Разреши мне из гнева вырасти и не видеть во всём тебя: твоё имя на каждой вывеске, на таблоидах волчий взгляд
И в бегущей строке насмешливой пожелания стать сильней:
— Крепкость духа — вот это вежливость чистокровнейших королей.
Эту истину ты усвоила — натощак, как и нужно бы — самодержицей стала, воином, прикрывающим мне тылы.

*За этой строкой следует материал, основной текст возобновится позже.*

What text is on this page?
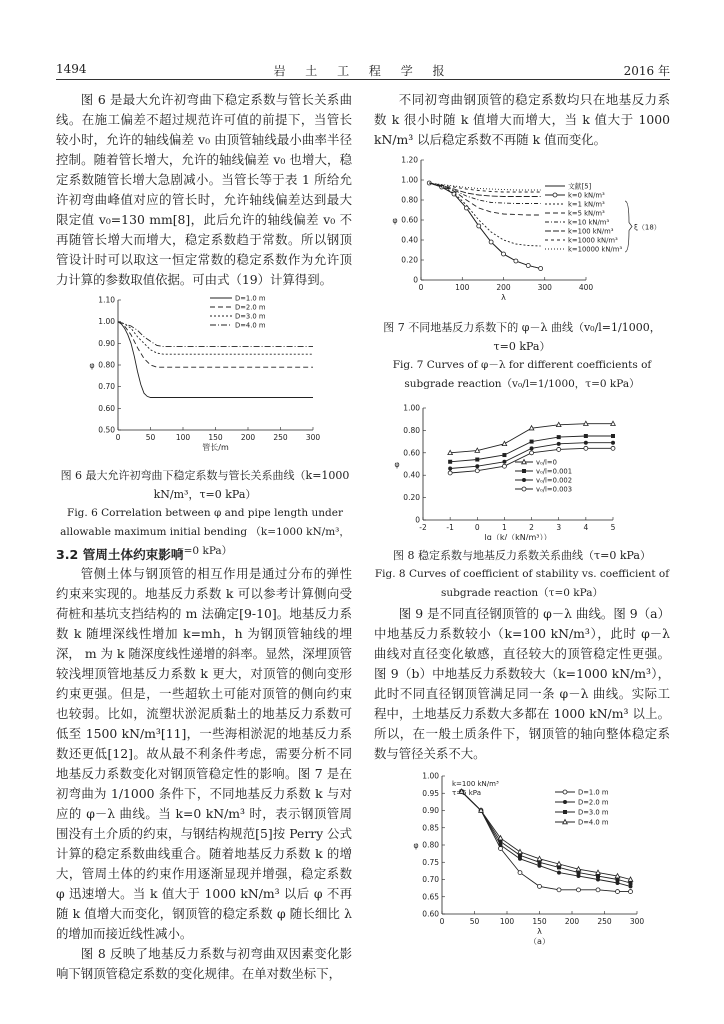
1494	岩 土 工 程 学 报	2016 年

图 6 是最大允许初弯曲下稳定系数与管长关系曲线。在施工偏差不超过规范许可值的前提下，当管长较小时，允许的轴线偏差 v₀ 由顶管轴线最小曲率半径控制。随着管长增大，允许的轴线偏差 v₀ 也增大，稳定系数随管长增大急剧减小。当管长等于表 1 所给允许初弯曲峰值对应的管长时，允许轴线偏差达到最大限定值 v₀=130 mm[8]，此后允许的轴线偏差 v₀ 不再随管长增大而增大，稳定系数趋于常数。所以钢顶管设计时可以取这一恒定常数的稳定系数作为允许顶力计算的参数取值依据。可由式（19）计算得到。

0	50	100 150 200 250 300
0.50
0.60
0.70
0.80
0.90
1.00
1.10
管长/m
φ
D=1.0 m
D=2.0 m
D=3.0 m
D=4.0 m
图 6 最大允许初弯曲下稳定系数与管长关系曲线（k=1000 kN/m³，τ=0 kPa）
Fig. 6 Correlation between φ and pipe length under allowable maximum initial bending （k=1000 kN/m³，τ=0 kPa）
3.2 管周土体约束影响

管侧土体与钢顶管的相互作用是通过分布的弹性约束来实现的。地基反力系数 k 可以参考计算侧向受荷桩和基坑支挡结构的 m 法确定[9-10]。地基反力系数 k 随埋深线性增加 k=mh，h 为钢顶管轴线的埋深， m 为 k 随深度线性递增的斜率。显然，深埋顶管较浅埋顶管地基反力系数 k 更大，对顶管的侧向变形约束更强。但是，一些超软土可能对顶管的侧向约束也较弱。比如，流塑状淤泥质黏土的地基反力系数可低至 1500 kN/m³[11]，一些海相淤泥的地基反力系数还更低[12]。故从最不利条件考虑，需要分析不同地基反力系数变化对钢顶管稳定性的影响。图 7 是在初弯曲为 1/1000 条件下，不同地基反力系数 k 与对应的 φ－λ 曲线。当 k=0 kN/m³ 时，表示钢顶管周围没有土介质的约束，与钢结构规范[5]按 Perry 公式计算的稳定系数曲线重合。随着地基反力系数 k 的增大，管周土体的约束作用逐渐显现并增强，稳定系数 φ 迅速增大。当 k 值大于 1000 kN/m³ 以后 φ 不再随 k 值增大而变化，钢顶管的稳定系数 φ 随长细比 λ 的增加而接近线性减小。

图 8 反映了地基反力系数与初弯曲双因素变化影响下钢顶管稳定系数的变化规律。在单对数坐标下，

不同初弯曲钢顶管的稳定系数均只在地基反力系数 k 很小时随 k 值增大而增大，当 k 值大于 1000 kN/m³ 以后稳定系数不再随 k 值而变化。

0	100	200	300	400
0
0.20
0.40
0.60
0.80
1.00
1.20
λ
φ
文献[5]
k=0 kN/m³
k=1 kN/m³
k=5 kN/m³
k=10 kN/m³
k=100 kN/m³
k=1000 kN/m³
k=10000 kN/m³
ξ（18）
图 7 不同地基反力系数下的 φ－λ 曲线（v₀/l=1/1000，τ=0 kPa）
Fig. 7 Curves of φ－λ for different coefficients of subgrade reaction（v₀/l=1/1000，τ=0 kPa）
-2	-1	0	1	2	3	4	5
0
0.20
0.40
0.60
0.80
1.00
lg（k/（kN/m³））
φ	v₀/l=0
v₀/l=0.001
v₀/l=0.002
v₀/l=0.003
图 8 稳定系数与地基反力系数关系曲线（τ=0 kPa）
Fig. 8 Curves of coefficient of stability vs. coefficient of subgrade reaction（τ=0 kPa）

图 9 是不同直径钢顶管的 φ－λ 曲线。图 9（a）中地基反力系数较小（k=100 kN/m³），此时 φ－λ 曲线对直径变化敏感，直径较大的顶管稳定性更强。图 9（b）中地基反力系数较大（k=1000 kN/m³），此时不同直径钢顶管满足同一条 φ－λ 曲线。实际工程中，土地基反力系数大多都在 1000 kN/m³ 以上。所以，在一般土质条件下，钢顶管的轴向整体稳定系数与管径关系不大。

0	50	100 150 200 250 300
0.60
0.65
0.70
0.75
0.80
0.85
0.90
0.95
1.00
λ
φ
（a）
D=1.0 m
D=2.0 m
D=3.0 m
D=4.0 m
k=100 kN/m³
τ=5 kPa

Я твоей так гордился выдержкой: вместо пряника кнут носил, точно зная, что снова выдюжишь, хватит смелости или сил,
Даже если прольтся кровушка. Кто мне будет за то судья? Я тебя называл воробушком, нежно ссадины обводя.
Гематомы цвели люпинами — ты ведь лучшее полотно. Я тебя называл любимою, славным котиком и цветком.
Помурчи мне, на выдох — хрипами. Как приятно ласкает слух. Мои руки — от крови липкие — замахнутся для оплеух
Вместо пошлых касаний ветреных. По-отцовски и так тепло. Для такой вот любви, наверное, на Земле не найдётся слов.
Я тебя под себя выращивал — лучшей куклой из прочих всех. Говорил становиться вящею, отчего ты слаба совсем?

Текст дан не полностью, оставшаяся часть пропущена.